Open source models are very exciting for self hosting, but the per-token hosted inference pricing hasn't been competitive with OpenAI and Anthropic, at least for a given tier of quality. (E.g.: Llama 3 70B costing between $1 and $10 per million tokens on various platforms, but Claude Sonnet 3.5 is $3 per million.)

handzhiev · 2024-07-23T21:17:35.000000Z

Llama 3 is 0.59/0.79 on Groq. Still no price for 3.1

primaprashant · 2024-07-23T14:59:19.000000Z

The resources for link to model card[1], research paper, and Prompt Guard Tutorial[2] on the page doesn't exist yet

[1]: https://github.com/meta-llama/llama-models/blob/main/models/...

[2]: https://github.com/meta-llama/llama-recipes/blob/main/recipe...

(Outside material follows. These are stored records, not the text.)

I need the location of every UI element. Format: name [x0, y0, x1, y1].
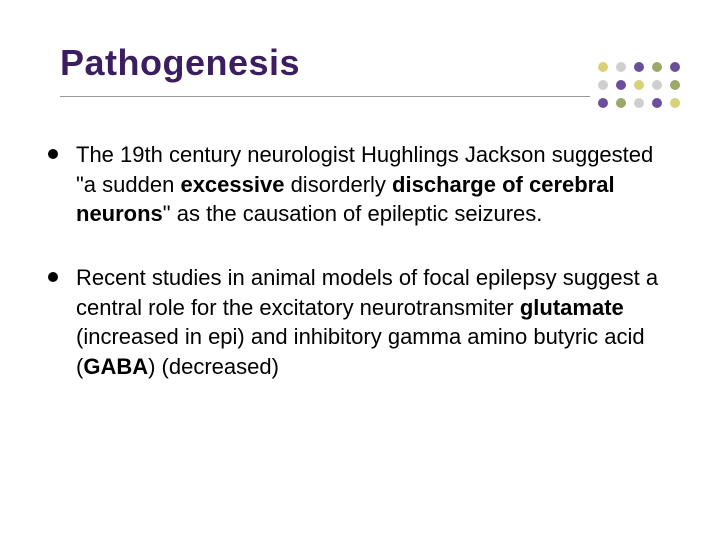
- list-item-text: The 19th century neurologist Hughlings J…: [76, 140, 672, 229]
- dot-icon: [634, 80, 644, 90]
- bullet-icon: [48, 272, 58, 282]
- dot-icon: [634, 62, 644, 72]
- dot-icon: [670, 62, 680, 72]
- dot-icon: [598, 62, 608, 72]
- dot-icon: [652, 62, 662, 72]
- dot-icon: [616, 62, 626, 72]
- dot-icon: [598, 80, 608, 90]
- list-item-text: Recent studies in animal models of focal…: [76, 263, 672, 382]
- dot-icon: [598, 98, 608, 108]
- slide-title: Pathogenesis: [60, 42, 300, 84]
- title-underline: [60, 96, 590, 97]
- dot-icon: [670, 80, 680, 90]
- slide-body: The 19th century neurologist Hughlings J…: [48, 140, 672, 416]
- dot-icon: [652, 80, 662, 90]
- dot-icon: [670, 98, 680, 108]
- bullet-icon: [48, 149, 58, 159]
- decorative-dots: [598, 62, 688, 122]
- dot-icon: [616, 80, 626, 90]
- list-item: The 19th century neurologist Hughlings J…: [48, 140, 672, 229]
- slide: Pathogenesis The 19th century neurologis…: [0, 0, 720, 540]
- dot-icon: [634, 98, 644, 108]
- dot-icon: [616, 98, 626, 108]
- list-item: Recent studies in animal models of focal…: [48, 263, 672, 382]
- dot-icon: [652, 98, 662, 108]
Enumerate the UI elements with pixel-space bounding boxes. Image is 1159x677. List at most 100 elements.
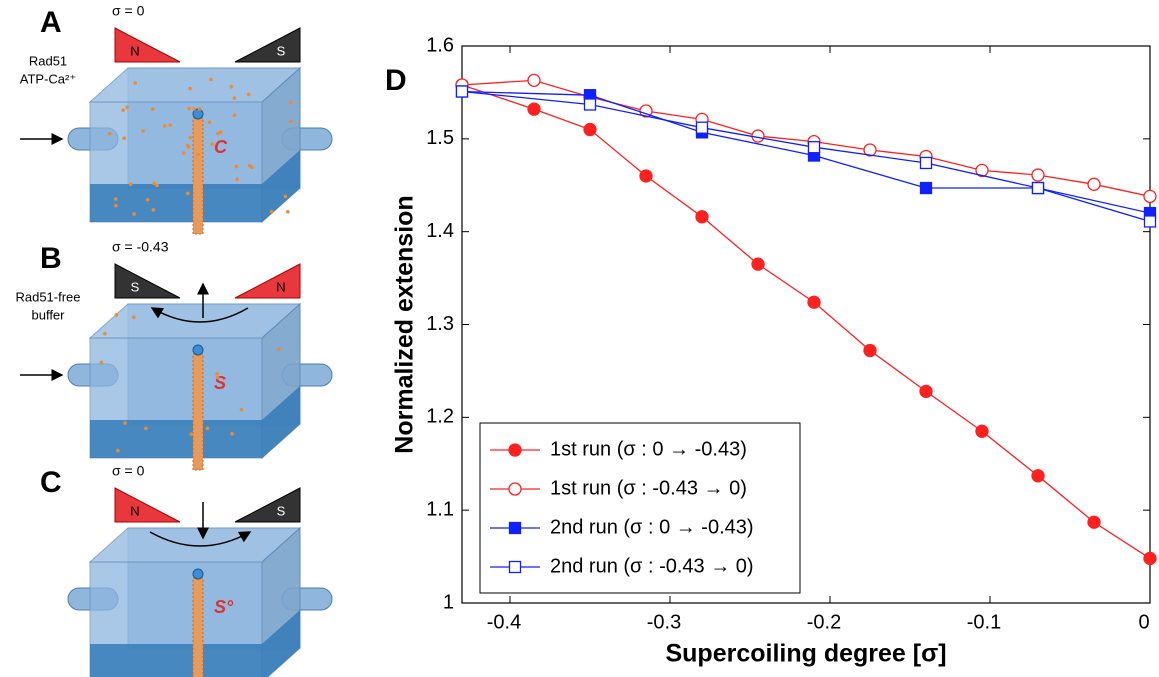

dado3212 · 2024-07-23T16:35:59.000000Z

> We use synthetic data generation to produce the vast majority of our SFT examples, iterating multiple times to produce higher and higher quality synthetic data across all capabilities. Additionally, we invest in multiple data processing techniques to filter this synthetic data to the highest quality. This enables us to scale the amount of fine-tuning data across capabilities. [0]

Have other major models explicitly communicated that they're trained on synthetic data?

[0]. https://ai.meta.com/blog/meta-llama-3-1/

tommy_axle · 2024-07-23T17:20:37.000000Z

It's in the <7B club, but Phi has always had a good dose of synthetic data https://huggingface.co/microsoft/Phi-3-mini-4k-instruct

usaar333 · 2024-07-24T06:19:14.000000Z

Technically this is post training. This has been standard for a long time now - I think InstructGPT (gpt 3.5 base) was the last that used only human feedback (RLHF)

jcmp · 2024-07-23T15:06:53.000000Z

"Meta AI isn't available yet in your country" Hi from europe :/

monkmartinez · 2024-07-23T15:26:53.000000Z

Why are (some) Europeans surprised when they are not included in tech product débuts? My lay understanding could best be described as; EU law is incredibly business unfriendly and takes a heroic effort in time and money to implement the myriad of requirements therein. Am I wrong?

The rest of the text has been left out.